Mardi 17 mars, Nantes

J’ai choisi de ne pas aller m’arsouiller dans les bars, c’est la Saint-Patrick ; et je sors de chez le dentiste : j’ai insisté pour avoir une bonne anesthésie pour mes trois malheureuses caries, j’ai encore la moitié du visage en carton-pâte. Il faudrait que j’avance quelque chose pour Clément, mais j’ai un mal fou à m’y mettre ; je n’ai écrit que quatre ou cinq lignes pour un morceau, et qui ne fait même pas partie de ceux sur lesquels il m’avait aiguillé avec le plus d’insistance.

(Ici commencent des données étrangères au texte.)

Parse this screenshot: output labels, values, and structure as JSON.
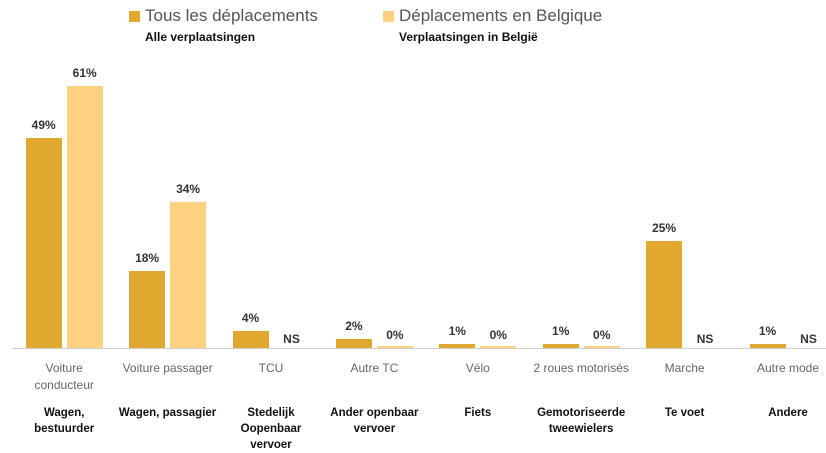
{
  "chart_data": {
    "type": "bar",
    "categories": [
      "Voiture conducteur",
      "Voiture passager",
      "TCU",
      "Autre TC",
      "Vélo",
      "2 roues motorisés",
      "Marche",
      "Autre mode"
    ],
    "categories_nl": [
      "Wagen, bestuurder",
      "Wagen, passagier",
      "Stedelijk Oopenbaar vervoer",
      "Ander openbaar vervoer",
      "Fiets",
      "Gemotoriseerde tweewielers",
      "Te voet",
      "Andere"
    ],
    "series": [
      {
        "name": "Tous les déplacements",
        "name_nl": "Alle verplaatsingen",
        "color": "#e0a82e",
        "values": [
          49,
          18,
          4,
          2,
          1,
          1,
          25,
          1
        ],
        "value_labels": [
          "49%",
          "18%",
          "4%",
          "2%",
          "1%",
          "1%",
          "25%",
          "1%"
        ]
      },
      {
        "name": "Déplacements en Belgique",
        "name_nl": "Verplaatsingen in België",
        "color": "#fdd17f",
        "values": [
          61,
          34,
          null,
          0,
          0,
          0,
          null,
          null
        ],
        "value_labels": [
          "61%",
          "34%",
          "NS",
          "0%",
          "0%",
          "0%",
          "NS",
          "NS"
        ]
      }
    ]
  }
}
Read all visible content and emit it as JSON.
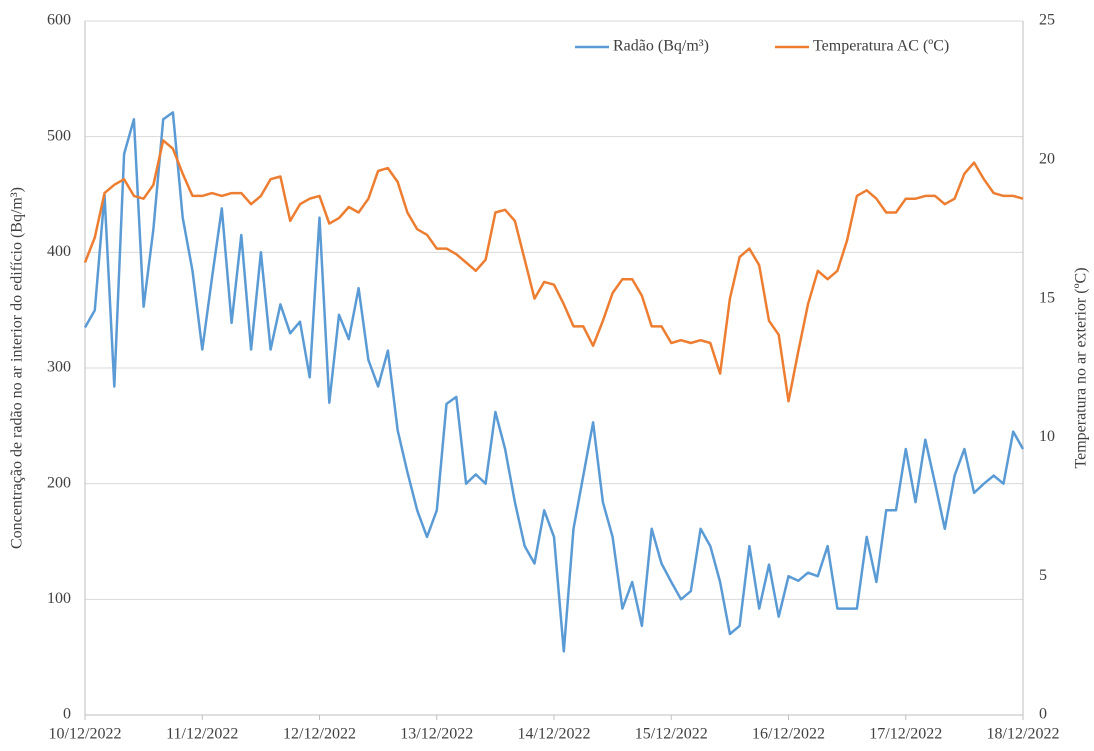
{
  "chart_data": {
    "type": "line",
    "y_label": "Concentração de radão no ar interior do edifício (Bq/m³)",
    "y2_label": "Temperatura no ar exterior (ºC)",
    "categories": [
      "10/12/2022",
      null,
      null,
      null,
      null,
      null,
      null,
      null,
      null,
      null,
      null,
      null,
      "11/12/2022",
      null,
      null,
      null,
      null,
      null,
      null,
      null,
      null,
      null,
      null,
      null,
      "12/12/2022",
      null,
      null,
      null,
      null,
      null,
      null,
      null,
      null,
      null,
      null,
      null,
      "13/12/2022",
      null,
      null,
      null,
      null,
      null,
      null,
      null,
      null,
      null,
      null,
      null,
      "14/12/2022",
      null,
      null,
      null,
      null,
      null,
      null,
      null,
      null,
      null,
      null,
      null,
      "15/12/2022",
      null,
      null,
      null,
      null,
      null,
      null,
      null,
      null,
      null,
      null,
      null,
      "16/12/2022",
      null,
      null,
      null,
      null,
      null,
      null,
      null,
      null,
      null,
      null,
      null,
      "17/12/2022",
      null,
      null,
      null,
      null,
      null,
      null,
      null,
      null,
      null,
      null,
      null,
      "18/12/2022"
    ],
    "series": [
      {
        "name": "Radão (Bq/m³)",
        "color": "#5b9bd5",
        "values": [
          335,
          350,
          450,
          284,
          485,
          515,
          353,
          420,
          515,
          521,
          430,
          384,
          316,
          378,
          438,
          339,
          415,
          316,
          400,
          316,
          355,
          330,
          340,
          292,
          430,
          270,
          346,
          325,
          369,
          307,
          284,
          315,
          246,
          210,
          177,
          154,
          177,
          269,
          275,
          200,
          208,
          200,
          262,
          230,
          184,
          146,
          131,
          177,
          154,
          55,
          161,
          207,
          253,
          184,
          154,
          92,
          115,
          77,
          161,
          131,
          115,
          100,
          107,
          161,
          146,
          115,
          70,
          77,
          146,
          92,
          130,
          85,
          120,
          116,
          123,
          120,
          146,
          92,
          92,
          92,
          154,
          115,
          177,
          177,
          230,
          184,
          238,
          200,
          161,
          207,
          230,
          192,
          200,
          207,
          200,
          245,
          230
        ]
      },
      {
        "name": "Temperatura AC (ºC)",
        "color": "#ed7d31",
        "axis": "y2",
        "values": [
          16.3,
          17.2,
          18.8,
          19.1,
          19.3,
          18.7,
          18.6,
          19.1,
          20.7,
          20.4,
          19.5,
          18.7,
          18.7,
          18.8,
          18.7,
          18.8,
          18.8,
          18.4,
          18.7,
          19.3,
          19.4,
          17.8,
          18.4,
          18.6,
          18.7,
          17.7,
          17.9,
          18.3,
          18.1,
          18.6,
          19.6,
          19.7,
          19.2,
          18.1,
          17.5,
          17.3,
          16.8,
          16.8,
          16.6,
          16.3,
          16.0,
          16.4,
          18.1,
          18.2,
          17.8,
          16.4,
          15.0,
          15.6,
          15.5,
          14.8,
          14.0,
          14.0,
          13.3,
          14.2,
          15.2,
          15.7,
          15.7,
          15.1,
          14.0,
          14.0,
          13.4,
          13.5,
          13.4,
          13.5,
          13.4,
          12.3,
          15.0,
          16.5,
          16.8,
          16.2,
          14.2,
          13.7,
          11.3,
          13.1,
          14.8,
          16.0,
          15.7,
          16.0,
          17.1,
          18.7,
          18.9,
          18.6,
          18.1,
          18.1,
          18.6,
          18.6,
          18.7,
          18.7,
          18.4,
          18.6,
          19.5,
          19.9,
          19.3,
          18.8,
          18.7,
          18.7,
          18.6
        ]
      }
    ],
    "ylim": [
      0,
      600
    ],
    "yticks": [
      0,
      100,
      200,
      300,
      400,
      500,
      600
    ],
    "y2lim": [
      0,
      25
    ],
    "y2ticks": [
      0,
      5,
      10,
      15,
      20,
      25
    ],
    "grid": true,
    "legend": "top-right"
  }
}
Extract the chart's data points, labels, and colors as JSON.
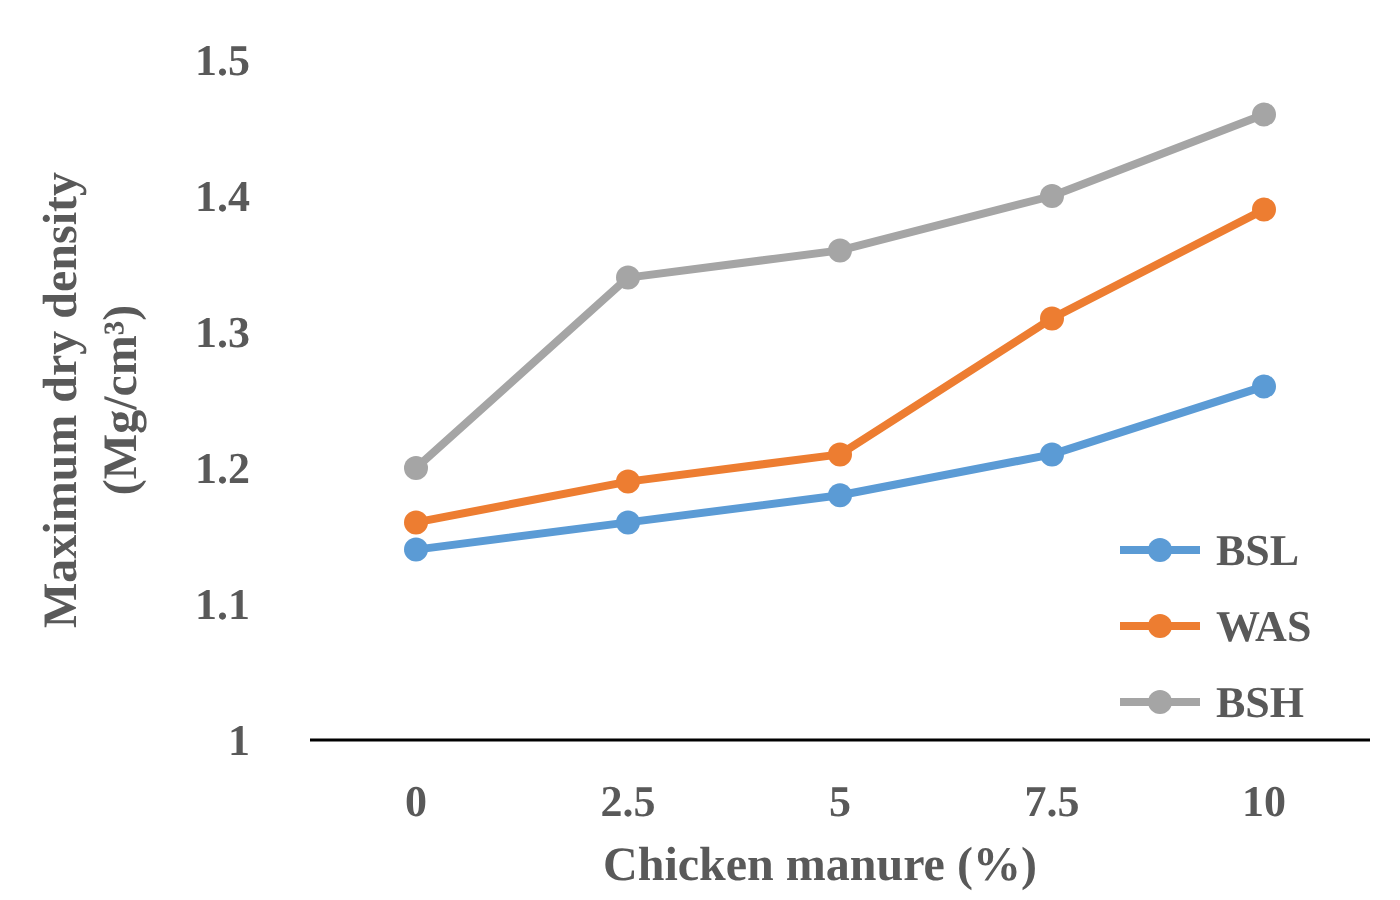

Je lis Au Château d’Argol de Julien Gracq, que Broerec m’a prêté, et qui a souvent la faveur des étudiants en lettres. J’hésite à lui donner également la mienne. Ce livre sent vraiment trop la littérature. Il se concentre tellement sur l’écriture qu’on finit parfois par ne plus savoir ce que ça dit. Ça lui confère une sorte de perfection stylistique (qui rappelle un peu Edgar Poe traduit par Charles Baudelaire), mais une grande froideur. On peut très facilement, si on baisse d’un cran son niveau d’attention, en lire des pages et des pages sans avoir retenu quoi que ce soit, sans être capable de dire de quoi ça parlait. Défaut criant à mon sens. Je ne sais donc trop quoi en penser, ni si cette solitude absolue et aristocratique du livre (qui l’apparente à certains écrits de Jünger – pas ceux que je préfère) est vraiment à défendre. J’avais bien aimé Un balcon en forêt, il y a sept ou huit ans. Ce livre me convient-il mieux ou bien ai-je changé dans l’intervalle ?

Une chose qui a tendance à m’énerver, c’est l’usage des italiques : la plupart sont d’un parfait pédantisme. Je les ai moi-même pas mal utilisées dans les lignes qui précèdent, et le faisais beaucoup dans le temps ; justement parce que j’étais pédant.

Je préfère largement Camilo José Cela (qui n’a rien à voir, on est d’accord), dont je termine en ce moment San Camilo 1936, gros roman sur les jours autour du déclenchement de la guerre d’Espagne, à Madrid. Une formidable maîtrise d’écrivain, capable de faire passer sans la moindre encombre les arêtes de l’avant-garde littéraire, comme lorsqu’il passe sans qu’on s’en rende compte de la ponctuation à sa totale absence, ou sans crier gare d’un personnage à un autre dans la même phrase — c’est même une de ses caractéristiques les plus engageantes, créatrice d’incongruités qui lèvent des voiles nouveaux sur la complexité de l’humain ou d’un événement. C’est une autre version de la perfection dont je parlais plus haut — autrement plus vivante, vivifiante (même si, d’après Chepe, Cela est un gros con).

On pourrait croire que c’est écrit au fil de la plume : c’est sans doute très composé au contraire. Ainsi un bon nombre des personnages meurent à la fin. Naguère je pensais volontiers que ces artifices de l’écriture romanesque n’étaient rien d’autre que des artifices (et donc énervants) : ça n’en confère en définitive que plus de tragique à l’ensemble. C’est aussi que Cela a choisi de suivre des personnages qui vont se retrouver dans des camps opposés lors l’assaut de la caserne de la Montaña par les forces républicaines le 19 juillet, lendemain de la San Camilo — sans que le texte, pour la plupart, permette de le savoir à l’avance. Un refus du manichéisme qui n’est pas vain.